You can reduce your API usage by allowing your developer console session to "idle". Once idle, you'll only incur one API call per incident (such as saving a class, running a test). While not idle, the current implementation polls the server once every 6 seconds, or 10 API calls per minute while doing absolutely nothing.
Also, using the Force.com IDE will drastically reduce your API calls, because you won't suffer from the "monitoring" API calls. Believe it, it makes a big difference.

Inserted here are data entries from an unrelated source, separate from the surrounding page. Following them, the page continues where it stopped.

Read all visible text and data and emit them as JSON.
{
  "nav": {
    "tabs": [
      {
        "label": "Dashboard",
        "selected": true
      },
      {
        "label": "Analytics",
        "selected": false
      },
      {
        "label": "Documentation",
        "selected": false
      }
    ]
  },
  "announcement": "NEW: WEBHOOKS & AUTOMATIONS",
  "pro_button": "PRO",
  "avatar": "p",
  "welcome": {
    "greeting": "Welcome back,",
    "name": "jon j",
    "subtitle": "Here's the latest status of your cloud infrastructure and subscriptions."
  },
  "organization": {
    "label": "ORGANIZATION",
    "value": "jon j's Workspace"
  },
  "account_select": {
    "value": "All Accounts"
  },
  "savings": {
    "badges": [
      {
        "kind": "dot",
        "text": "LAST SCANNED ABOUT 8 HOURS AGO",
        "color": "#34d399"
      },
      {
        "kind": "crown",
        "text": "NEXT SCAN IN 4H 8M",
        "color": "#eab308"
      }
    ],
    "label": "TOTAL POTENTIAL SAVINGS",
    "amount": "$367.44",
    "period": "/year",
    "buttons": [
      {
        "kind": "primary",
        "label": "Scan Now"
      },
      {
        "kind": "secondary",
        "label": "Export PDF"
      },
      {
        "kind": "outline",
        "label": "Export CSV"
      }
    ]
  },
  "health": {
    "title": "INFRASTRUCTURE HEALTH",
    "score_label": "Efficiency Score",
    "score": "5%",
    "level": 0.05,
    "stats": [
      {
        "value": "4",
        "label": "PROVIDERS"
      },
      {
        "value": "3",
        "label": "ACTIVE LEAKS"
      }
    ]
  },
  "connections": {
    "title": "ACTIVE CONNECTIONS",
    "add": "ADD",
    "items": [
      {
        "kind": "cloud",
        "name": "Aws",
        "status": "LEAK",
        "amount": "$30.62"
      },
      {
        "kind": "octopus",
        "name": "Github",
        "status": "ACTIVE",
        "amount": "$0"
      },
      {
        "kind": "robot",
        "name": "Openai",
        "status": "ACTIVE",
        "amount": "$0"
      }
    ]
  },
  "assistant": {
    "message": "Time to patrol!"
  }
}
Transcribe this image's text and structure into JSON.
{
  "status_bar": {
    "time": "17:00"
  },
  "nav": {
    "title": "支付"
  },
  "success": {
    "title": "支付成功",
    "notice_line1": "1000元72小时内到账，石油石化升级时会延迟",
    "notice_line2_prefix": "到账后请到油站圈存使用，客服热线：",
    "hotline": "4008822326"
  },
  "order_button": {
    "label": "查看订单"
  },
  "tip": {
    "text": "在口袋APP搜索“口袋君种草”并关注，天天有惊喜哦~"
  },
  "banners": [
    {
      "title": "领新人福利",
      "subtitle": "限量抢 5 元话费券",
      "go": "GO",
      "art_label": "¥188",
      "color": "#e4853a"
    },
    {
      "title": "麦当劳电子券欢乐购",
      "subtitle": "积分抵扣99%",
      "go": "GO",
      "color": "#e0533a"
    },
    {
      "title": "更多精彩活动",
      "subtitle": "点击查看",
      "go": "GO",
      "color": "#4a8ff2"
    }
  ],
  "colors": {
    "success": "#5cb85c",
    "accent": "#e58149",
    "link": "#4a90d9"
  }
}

For those interested, I asked this myself on the Salesforce Community:
@Josh Kaplan (Salesforce.com), in addition to the code coverage
glitches in the API, your comment
https://success.salesforce.com/ideaView?id=08730000000kuJtAAI about
retiring the setup pages in exchange for the Developer Console is
worrisome. Today, using the console consumes one API call per six
seconds per developer. Given that a normal developer org has 5,000
calls per day, this means that two developers working in the same
organization (the maximum a normal developer edition supports) can
only work for 4 hours a day actively in that organization before
exhausting their daily usage limits. If we are required to use the
console, we will be limited to working just a few hours a day inside
the platform. Is there any plan to have the console no longer use API
calls?
Josh Kaplan (SFDC PM) had this to say:
Starting with the coming release the number of API calls will
dramatically decline. Results will be streamed, so polling will not
consume so many API calls.
Presumably this applies to Spring '14.